WASHINGTON -- Most Americans say the United States should confront the challenge of illegal immigration by both toughening border enforcement and creating a new guest-worker program, instead of by only cracking down on enforcement, a Los Angeles Times/Bloomberg poll has found.

By a 2-1 margin, those surveyed said they would prefer a comprehensive approach, such as the one a bipartisan group of senators has proposed, to an enforcement-only strategy, which the House of Representatives approved last December. Support for a comprehensive approach was about the same among Democrats, independents and Republicans, the poll found.

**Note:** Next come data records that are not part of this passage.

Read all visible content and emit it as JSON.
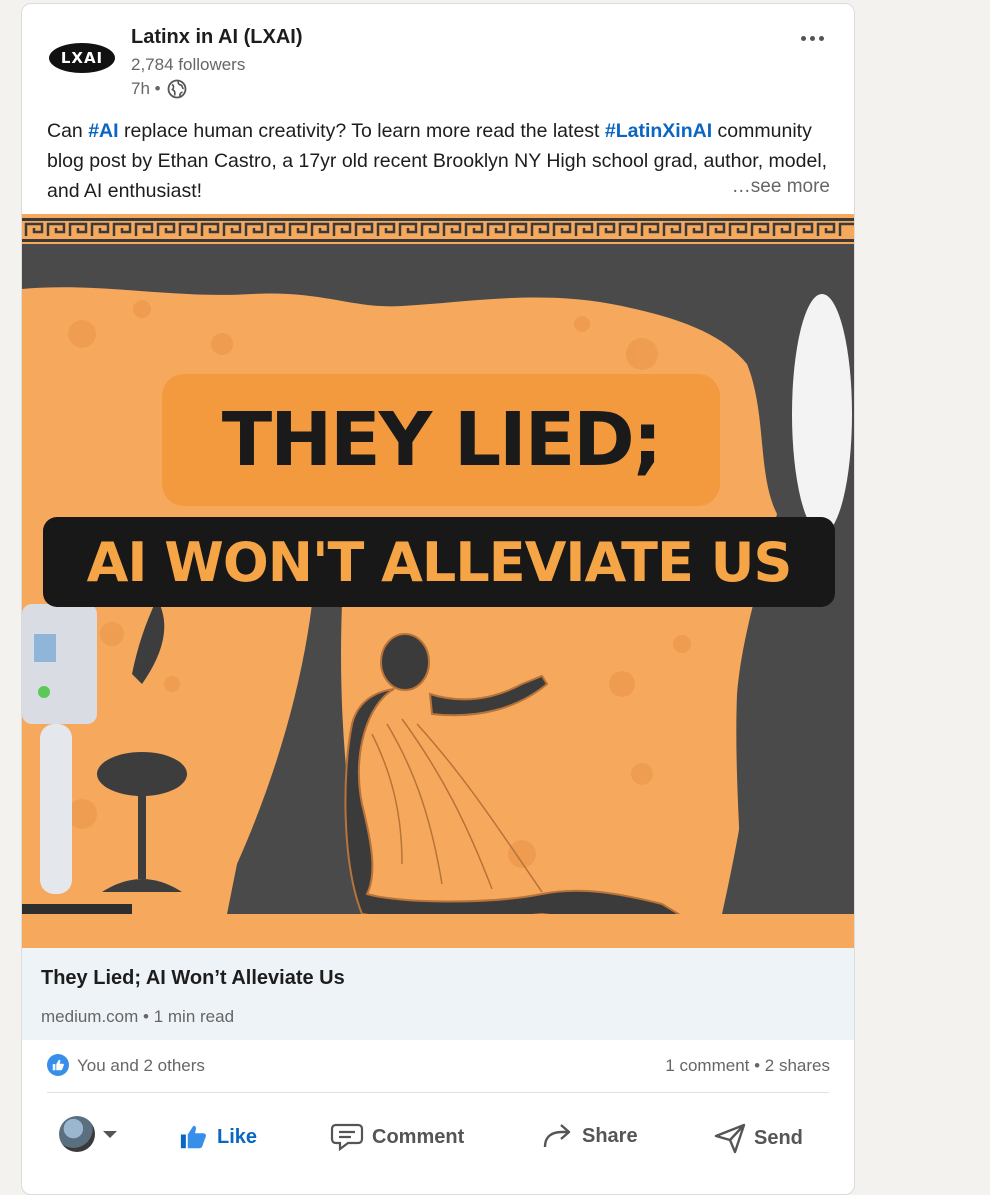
{
  "colors": {
    "link_blue": "#0a66c2",
    "image_orange": "#f6a95c",
    "headline_orange": "#f39a3f",
    "headline_dark": "#181818",
    "preview_bg": "#eef3f8"
  },
  "header": {
    "logo_text": "LXAI",
    "company_name": "Latinx in AI (LXAI)",
    "followers": "2,784 followers",
    "time": "7h •",
    "visibility_icon": "globe-icon",
    "more_icon": "ellipsis-icon"
  },
  "post": {
    "text_1": "Can ",
    "hashtag_1": "#AI",
    "text_2": " replace human creativity? To learn more read the latest ",
    "hashtag_2": "#LatinXinAI",
    "text_3": " community blog post by Ethan Castro, a 17yr old recent Brooklyn NY High school grad, author, model, and AI enthusiast!",
    "see_more": "…see more"
  },
  "image": {
    "headline_top": "THEY LIED;",
    "headline_bottom": "AI WON'T ALLEVIATE US"
  },
  "link_preview": {
    "title": "They Lied; AI Won’t Alleviate Us",
    "meta": "medium.com • 1 min read"
  },
  "social": {
    "reaction_icon": "like-reaction-icon",
    "reactions": "You and 2 others",
    "comments": "1 comment",
    "separator": " • ",
    "shares": "2 shares"
  },
  "actions": {
    "like": "Like",
    "comment": "Comment",
    "share": "Share",
    "send": "Send"
  }
}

"Do you remember 100 years ago, when we were saying `give us your tired, give us your poor?'" said David Wells, a Republican who works as a golf course groundskeeper in Plant City, Fla. "How come that doesn't still stand? I don't think it is right to send all the people back who have been here 15 or 20 years, who have families here, who have been good, who haven't been in jail and have been productive."

Still, Americans showed markedly less enthusiasm for allowing guest workers to continue to flow into the United States than they did for proposals to permit the estimated 11 million to 12 million illegal immigrants already in the United States to remain.

Even some who rejected efforts to remove illegal immigrants already here made clear in interviews that their opposition was more practical than philosophical.

"I don't think you should be in the country illegally, and I think the people who are here are taking away opportunities from Americans," said Bill Erner, a Democrat who is a factory worker in Dubuque, Iowa. "But the ones that are already here, it would be almost impossible to find them all and send them back to Mexico or wherever they came from."

The Los Angeles Times/Bloomberg poll contacted 1,357 adults nationwide, including 1,234 registered voters, by telephone from April 8 through 11. The survey has a margin of sampling error for both groups of plus or minus 3 percentage points.

The poll had ominous findings for the Republican House and Senate majorities as the 2006 midterm elections approach.

Although President Bush's job approval rating rebounded slightly from his 38 percent showing last month, the new poll found Democrats opening double-digit leads on key measures of voters' early preferences for the November balloting.

Democrats now lead Republicans 50 percent to 35 percent among registered voters asked which party they intended to support in their congressional districts this fall. When registered voters were asked which party they hoped would control the House and Senate after the midterm election, 51 percent picked the Democrats and 38 percent the GOP.

On both questions, independent voters preferred Democrats by ratios of about 3-1 or more.

Forecasting the effect of these broad national attitudes on the results in individual congressional contests is an imperfect science. Republicans could be helped this fall because relatively few House districts are closely balanced between the parties, and many of the key Senate races are occurring in states that lean toward the GOP.

But the 14-percentage-point lead for Democrats in the "generic" ballot test could represent an unusually formidable threat to those defenses.

In these early soundings for 2006, Republicans face the potential re-emergence of a gender gap that Bush narrowed in his 2004 re-election. While men split evenly when asked which party they intended to support in November, women preferred Democrats, 57 percent to 31 percent, the survey found.